CHAPITRE II: De l’accident logique

 

Il reste maintenant à parler de l’accident considéré sous le second rapport. Il faut donc savoir que les accidents universaux sont certaines modifications qui suivent les choses selon l’être qu’elles ont dans l’âme, parce que c’est l’intellect qui produit l’universalité dans les choses, comme dit le Commentateur, au chapitre second de l'âme; et il n’opère pas seulement sur les substances, mais même sur les accidents eux-mêmes dans la nature des choses, car il peut attribuer une intention aux uns comme aux autres.
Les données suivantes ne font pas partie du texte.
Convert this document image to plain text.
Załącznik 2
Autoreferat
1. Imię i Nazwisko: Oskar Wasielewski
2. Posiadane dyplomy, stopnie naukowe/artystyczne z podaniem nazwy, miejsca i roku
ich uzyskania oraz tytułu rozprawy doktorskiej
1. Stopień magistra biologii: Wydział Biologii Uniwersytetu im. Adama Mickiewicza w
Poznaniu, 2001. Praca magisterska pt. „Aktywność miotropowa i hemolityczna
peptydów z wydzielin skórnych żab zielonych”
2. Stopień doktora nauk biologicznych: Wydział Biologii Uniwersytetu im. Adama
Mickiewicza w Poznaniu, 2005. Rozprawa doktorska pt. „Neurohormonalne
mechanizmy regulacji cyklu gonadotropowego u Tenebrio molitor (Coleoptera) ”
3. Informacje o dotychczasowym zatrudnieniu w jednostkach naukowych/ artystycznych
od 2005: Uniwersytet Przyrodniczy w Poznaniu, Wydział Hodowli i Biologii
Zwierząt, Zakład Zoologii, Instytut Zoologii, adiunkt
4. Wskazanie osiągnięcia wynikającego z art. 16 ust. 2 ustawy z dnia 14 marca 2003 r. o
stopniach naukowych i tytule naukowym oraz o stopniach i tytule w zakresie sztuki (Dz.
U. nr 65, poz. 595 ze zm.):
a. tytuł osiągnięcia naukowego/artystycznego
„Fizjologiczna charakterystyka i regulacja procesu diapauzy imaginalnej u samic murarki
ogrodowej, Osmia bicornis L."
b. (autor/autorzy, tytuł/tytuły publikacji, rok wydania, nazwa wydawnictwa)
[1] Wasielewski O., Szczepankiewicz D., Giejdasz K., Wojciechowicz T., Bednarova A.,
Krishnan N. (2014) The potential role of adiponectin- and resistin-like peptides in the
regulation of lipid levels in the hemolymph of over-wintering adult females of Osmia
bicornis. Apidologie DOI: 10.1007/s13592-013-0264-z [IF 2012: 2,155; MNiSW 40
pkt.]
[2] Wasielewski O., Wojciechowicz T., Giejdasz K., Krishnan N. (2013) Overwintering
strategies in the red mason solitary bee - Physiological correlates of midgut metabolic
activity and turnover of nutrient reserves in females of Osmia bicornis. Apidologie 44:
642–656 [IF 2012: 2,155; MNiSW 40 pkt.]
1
De là vient que le universaux qui sont le produit de l’action de l’âme sur les substances, ont des noms spéciaux, comme le genre, l’espèce, la différence, et ces noms désignent les intentions accidentelles. Mais on ne dit pas qu’il en est ainsi par rapport aux substances, comme si cela n’avait pas lieu dans les accidents, puisqu’il y a en eux le genre, l’espèce et la différence; mais parce qu’il n’y a pas dans la nature de chose à laquelle le rapport de genre convienne dans les accidents d’une manière propre au genre et à l’espèce, dès lors qu’il n’y a rien dans les accidents de subsistant par soi-même. De même l’intellect traite l’accident comme subsistant par lui-même, puisqu’il le désigne par un nom abstrait, et lui attribue ainsi le rapport de genre et d’espèce. Or, comme il opère d’une manière spéciale sur les accidents, non en leur attribuant ce qu’il attribue aux substances, mais d’autres intentions qui ne conviennent pas aux substances, il ne leur impose pas de noms spéciaux, mais il exprime le rapport d’universalité par les noms des choses. En conséquence, deux universaux, le propre et l’accident, qui sont tous deux un vrai accident dans la nature des choses, ne changent pas de noms propres à raison de l’intention d’universalité, comme l’homme est le nom d’une chose de la nature humaine, et le nom de l’espèce, mais d’une manière équivoque: ainsi le propre et l’accident sont les noms généraux de certains accidents, et, en outre, des noms d’universaux, ce qui arrive sûrement d’une manière équivoque. En effet, si propre est universel, et si risible est propre, risible ne sera pas universel. Car le moyen terme est changé à raison de l’équivocation. Comme dans cet argument, Pierre est espèce, parce qu’il est homme, dans lequel on qualifie l’homme d’espèce.

En voilà assez sur la nature de l’accident.

Fin du quarantième opuscule de saint Thomas d’Aquin sur la Nature de l’accident.